Mistrzowie z 2017 nie planują spoczywać na laurach i cały czas pracują nad tym, by obronić zdobyty tytuł. Houston Astros nie mają właściwie żadnych słabości, ale dodanie do swojego składu takiego miotacza jak Gerrit Cole powinno ich jeszcze bardziej wzmocnić. Pittsburgh Pirates nie byli blisko awansu do Postseason w zeszłym sezonie, więc myślą nad oddaniem swoich najlepszych graczy za prospekty. Pośród nich mamy Gerrita Cole, który przez ostatnie lata był kluczowym członkiem rotacji. Były już głosy mówiące o tym, że wymiana z jego udziałem została zatwierdzona przez zarówno Pirates jak i Astros. Jednak nic nie jest jeszcze oficjalne. Jak wiadomo dyskutowane są prospekty, które mają zmienić barwy. Pittsburgh chce któregoś z tej dwójki : Forrest Whitley i Kyle Tucker. Astros wolą natomiast oddać zamiast tego Dereka Fishera. Gdyby jednak wymiana doszła do skutku, Cole dołączyłby do rotacji, która nawet bez niego wygląda bardzo imponująco. Na obecny moment ich starterami są : Justin Verlander, Dallas Keuchel, Lance McCullers Jr, Charlie Morton, Brad Peacock i Collin McHugh. Z Gerritem w składzie byliby przygotowani na kontuzje, a te ostatnio często przytrafiały się Keuchelowi i McCullersowi Jr. Pozatym Cole był wybrany jako pierwszy w drafcie w 2011 roku i moim zdaniem ma on potencjał, by walczyć co roku o wygranie nagrody Cy Young. W zeszłym roku miał ERA na poziomie 4.26 i WHIP 1.25 w 203 IP. Najlepszym sezonem w karierze był 2015, gdy miał ERA 2.6 i WHIP 1.09 w 208 IP. Gerrit ma 27 lat i pozostało mu 2 lata kontroli. Astros wiedzą, że za rok wolnymi agentami zostaną Keuchel i Morton, a więc szukają graczy, którzy by mogli znaleźć się w ich rotacji po 2018. Rok później natomiast Cole zostałby wolnym agentem wraz z Verlanderem, to wtedy Astros pozostaliby pozostawieni w trudnej sytuacji. Jednak Cole i tak jest opcją, która najbardziej im odpowiada. Nie mają ochoty na to, by dać Darvishowi czy Arriecie długoterminowe kontrakyt, a wśród miotaczy, za których by mogli zrobić wymianę to taki Archer kosztowałby za drogo, jeżeli chodzi o prospekty. Tak więc Cole pozostaje dla nich najlepszą opcją. Astros chcą zbudować potęgę na najbliższe lata i być kimś takim w MLB jak ostatnio Golden State Warriors w NBA.

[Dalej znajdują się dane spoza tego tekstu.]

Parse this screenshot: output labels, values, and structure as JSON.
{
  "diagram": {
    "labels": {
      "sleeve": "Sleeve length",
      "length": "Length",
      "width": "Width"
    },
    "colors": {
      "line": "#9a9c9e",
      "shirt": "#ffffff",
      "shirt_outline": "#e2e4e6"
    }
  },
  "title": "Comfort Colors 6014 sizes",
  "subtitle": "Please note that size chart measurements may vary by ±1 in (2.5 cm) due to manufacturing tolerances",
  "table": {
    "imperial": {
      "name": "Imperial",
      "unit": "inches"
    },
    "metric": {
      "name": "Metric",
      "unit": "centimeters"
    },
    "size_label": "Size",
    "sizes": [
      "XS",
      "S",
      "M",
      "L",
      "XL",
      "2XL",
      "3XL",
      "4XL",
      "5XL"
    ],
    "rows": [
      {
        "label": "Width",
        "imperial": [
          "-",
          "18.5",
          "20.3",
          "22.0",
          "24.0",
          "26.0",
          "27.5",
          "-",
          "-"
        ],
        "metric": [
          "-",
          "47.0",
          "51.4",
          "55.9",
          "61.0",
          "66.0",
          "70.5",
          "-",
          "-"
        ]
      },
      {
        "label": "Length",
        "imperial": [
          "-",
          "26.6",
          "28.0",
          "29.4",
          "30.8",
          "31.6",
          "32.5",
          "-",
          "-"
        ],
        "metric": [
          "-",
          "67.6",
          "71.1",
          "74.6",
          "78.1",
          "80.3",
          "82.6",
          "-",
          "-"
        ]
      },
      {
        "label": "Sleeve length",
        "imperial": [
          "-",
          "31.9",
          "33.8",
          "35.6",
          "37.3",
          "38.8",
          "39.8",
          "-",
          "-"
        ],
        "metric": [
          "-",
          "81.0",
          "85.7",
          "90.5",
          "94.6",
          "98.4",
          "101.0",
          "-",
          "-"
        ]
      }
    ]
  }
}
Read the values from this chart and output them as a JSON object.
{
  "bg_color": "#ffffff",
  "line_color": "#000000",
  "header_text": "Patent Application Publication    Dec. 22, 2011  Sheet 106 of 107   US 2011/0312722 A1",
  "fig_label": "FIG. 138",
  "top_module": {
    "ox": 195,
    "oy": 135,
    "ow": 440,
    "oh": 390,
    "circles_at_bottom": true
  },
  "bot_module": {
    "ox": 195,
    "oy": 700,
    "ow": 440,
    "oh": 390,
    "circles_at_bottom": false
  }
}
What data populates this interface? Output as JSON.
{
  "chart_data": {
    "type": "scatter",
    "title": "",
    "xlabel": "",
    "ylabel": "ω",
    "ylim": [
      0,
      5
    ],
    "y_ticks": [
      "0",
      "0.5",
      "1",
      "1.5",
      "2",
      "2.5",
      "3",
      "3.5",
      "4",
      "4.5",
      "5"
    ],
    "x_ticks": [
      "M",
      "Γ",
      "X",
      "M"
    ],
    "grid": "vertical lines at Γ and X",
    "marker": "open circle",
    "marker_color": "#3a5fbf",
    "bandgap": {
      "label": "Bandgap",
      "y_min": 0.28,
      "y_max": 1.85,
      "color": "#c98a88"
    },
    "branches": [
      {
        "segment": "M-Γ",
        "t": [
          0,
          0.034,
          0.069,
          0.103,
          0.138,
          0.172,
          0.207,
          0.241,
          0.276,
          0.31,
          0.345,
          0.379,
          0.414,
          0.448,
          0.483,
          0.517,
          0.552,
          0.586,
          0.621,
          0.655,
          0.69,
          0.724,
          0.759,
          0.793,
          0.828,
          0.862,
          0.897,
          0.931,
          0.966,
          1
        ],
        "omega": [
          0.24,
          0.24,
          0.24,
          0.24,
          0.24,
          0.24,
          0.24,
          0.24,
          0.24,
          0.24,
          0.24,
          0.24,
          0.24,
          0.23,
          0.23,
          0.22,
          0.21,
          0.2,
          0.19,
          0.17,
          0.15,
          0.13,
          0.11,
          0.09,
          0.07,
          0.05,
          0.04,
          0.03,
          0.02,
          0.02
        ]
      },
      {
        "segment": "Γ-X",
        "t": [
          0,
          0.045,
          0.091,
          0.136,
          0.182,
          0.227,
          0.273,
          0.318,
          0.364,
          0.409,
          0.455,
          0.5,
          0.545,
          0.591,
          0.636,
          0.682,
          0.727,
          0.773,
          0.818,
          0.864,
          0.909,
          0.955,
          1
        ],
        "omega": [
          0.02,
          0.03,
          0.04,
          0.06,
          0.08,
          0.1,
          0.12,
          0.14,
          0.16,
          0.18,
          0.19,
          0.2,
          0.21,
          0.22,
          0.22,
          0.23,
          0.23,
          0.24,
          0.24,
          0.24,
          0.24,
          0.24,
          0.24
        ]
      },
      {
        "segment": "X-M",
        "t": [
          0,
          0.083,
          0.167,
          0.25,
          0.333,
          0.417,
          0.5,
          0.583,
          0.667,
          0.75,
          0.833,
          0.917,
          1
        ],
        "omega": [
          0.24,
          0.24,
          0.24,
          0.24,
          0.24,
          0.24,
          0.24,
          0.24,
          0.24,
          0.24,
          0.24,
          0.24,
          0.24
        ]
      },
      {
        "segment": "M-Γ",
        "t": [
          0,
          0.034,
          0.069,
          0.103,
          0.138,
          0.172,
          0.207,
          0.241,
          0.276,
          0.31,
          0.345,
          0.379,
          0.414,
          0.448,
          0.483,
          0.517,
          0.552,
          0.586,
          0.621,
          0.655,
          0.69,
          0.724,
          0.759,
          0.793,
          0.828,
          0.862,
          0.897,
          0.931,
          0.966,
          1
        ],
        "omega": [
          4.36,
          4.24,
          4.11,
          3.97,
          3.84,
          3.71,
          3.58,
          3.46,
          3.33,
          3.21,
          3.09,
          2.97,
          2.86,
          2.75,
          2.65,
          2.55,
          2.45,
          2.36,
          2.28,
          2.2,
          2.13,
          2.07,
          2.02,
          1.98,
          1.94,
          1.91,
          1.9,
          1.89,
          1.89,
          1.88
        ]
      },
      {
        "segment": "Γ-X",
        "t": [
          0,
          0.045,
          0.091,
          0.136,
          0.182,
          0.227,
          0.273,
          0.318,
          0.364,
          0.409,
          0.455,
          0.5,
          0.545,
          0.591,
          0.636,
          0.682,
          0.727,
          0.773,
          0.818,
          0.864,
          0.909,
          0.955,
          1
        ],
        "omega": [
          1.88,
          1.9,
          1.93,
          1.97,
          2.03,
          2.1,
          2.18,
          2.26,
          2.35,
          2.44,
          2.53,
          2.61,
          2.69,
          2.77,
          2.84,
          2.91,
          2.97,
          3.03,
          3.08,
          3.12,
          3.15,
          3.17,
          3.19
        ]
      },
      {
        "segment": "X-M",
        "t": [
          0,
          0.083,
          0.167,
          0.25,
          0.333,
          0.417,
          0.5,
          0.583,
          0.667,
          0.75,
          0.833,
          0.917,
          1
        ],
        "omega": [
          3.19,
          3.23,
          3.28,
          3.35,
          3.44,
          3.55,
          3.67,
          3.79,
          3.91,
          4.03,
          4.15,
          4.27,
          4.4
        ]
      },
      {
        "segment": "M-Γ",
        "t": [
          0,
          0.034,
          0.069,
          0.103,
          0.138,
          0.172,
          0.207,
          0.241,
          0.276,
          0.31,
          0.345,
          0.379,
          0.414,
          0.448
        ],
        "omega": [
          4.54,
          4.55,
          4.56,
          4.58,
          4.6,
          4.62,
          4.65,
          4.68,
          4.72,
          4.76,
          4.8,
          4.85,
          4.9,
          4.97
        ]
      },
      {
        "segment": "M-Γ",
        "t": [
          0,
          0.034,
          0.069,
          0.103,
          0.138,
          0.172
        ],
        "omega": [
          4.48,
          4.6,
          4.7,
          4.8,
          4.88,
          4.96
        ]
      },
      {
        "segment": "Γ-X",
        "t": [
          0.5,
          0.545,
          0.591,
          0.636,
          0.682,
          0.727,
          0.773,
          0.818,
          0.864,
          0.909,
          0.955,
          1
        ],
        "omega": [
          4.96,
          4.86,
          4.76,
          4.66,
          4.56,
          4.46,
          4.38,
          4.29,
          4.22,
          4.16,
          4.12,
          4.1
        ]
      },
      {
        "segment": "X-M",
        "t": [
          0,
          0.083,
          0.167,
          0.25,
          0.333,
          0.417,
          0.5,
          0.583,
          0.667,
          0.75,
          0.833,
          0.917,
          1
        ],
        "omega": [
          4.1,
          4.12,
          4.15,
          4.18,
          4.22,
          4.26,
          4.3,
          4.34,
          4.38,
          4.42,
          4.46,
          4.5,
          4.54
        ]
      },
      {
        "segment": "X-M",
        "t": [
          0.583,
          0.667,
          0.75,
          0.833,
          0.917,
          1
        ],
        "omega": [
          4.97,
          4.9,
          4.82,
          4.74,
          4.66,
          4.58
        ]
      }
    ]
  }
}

Pittsburgh Pirates natomiast nie wyglądają na drużynę, która by mogła poważnie myśleć o Postseason. Teraz mają ważne decyzje do podjęcia, Andrew McCutchen zostanie wolnym agentem po 2018, a Gerrit Cole po 2019. Zatem muszą się zdecydować albo na poważną walkę albo na odbudowe. Pirates mają pełno młodych graczy w swoim składzie i dodanie kolejnych prospektów pozwoliło na stworzenie ciekawej paczki, która mogłaby co roku walczyć o mistrzostwo zaczynając od 2020. Jeżeli zatem zdecydują się na oddanie Cole'a, McCutchena najprawdopodobniej czekałby taki sam los. Szkoda byłoby im pożegnać ze się swoją gwiazdą, jednak to może być ich najlepszą decyzją.

Jak cała sytuacja wpłynie na dalszy przebieg offseason? Taka wymiana z udziałem Cole'a czy McCutchena nie wpłynęłaby pozytywnie na wolnych agentów. Drużyny, którzy potrzebują zapolowego będą mieli więcej opcji. Zatem wolni agenci być może będą musieli jeszcze dłużej czekać na znalezienie nowej drużyny. To wszystko może jeszcze zatem się zwlekać. Ekipy do początku Spring Training będą chcieli wielokrotnie rozważyć wszystkie swoje opcje. Każda wymiana ma swoje konsekwencje, tutaj działa to jak domino. Ciekawe, czy działacze Astros i Pirates będą w stanie dogadać się w sprawie wymiany z udziałem Gerrita Cole.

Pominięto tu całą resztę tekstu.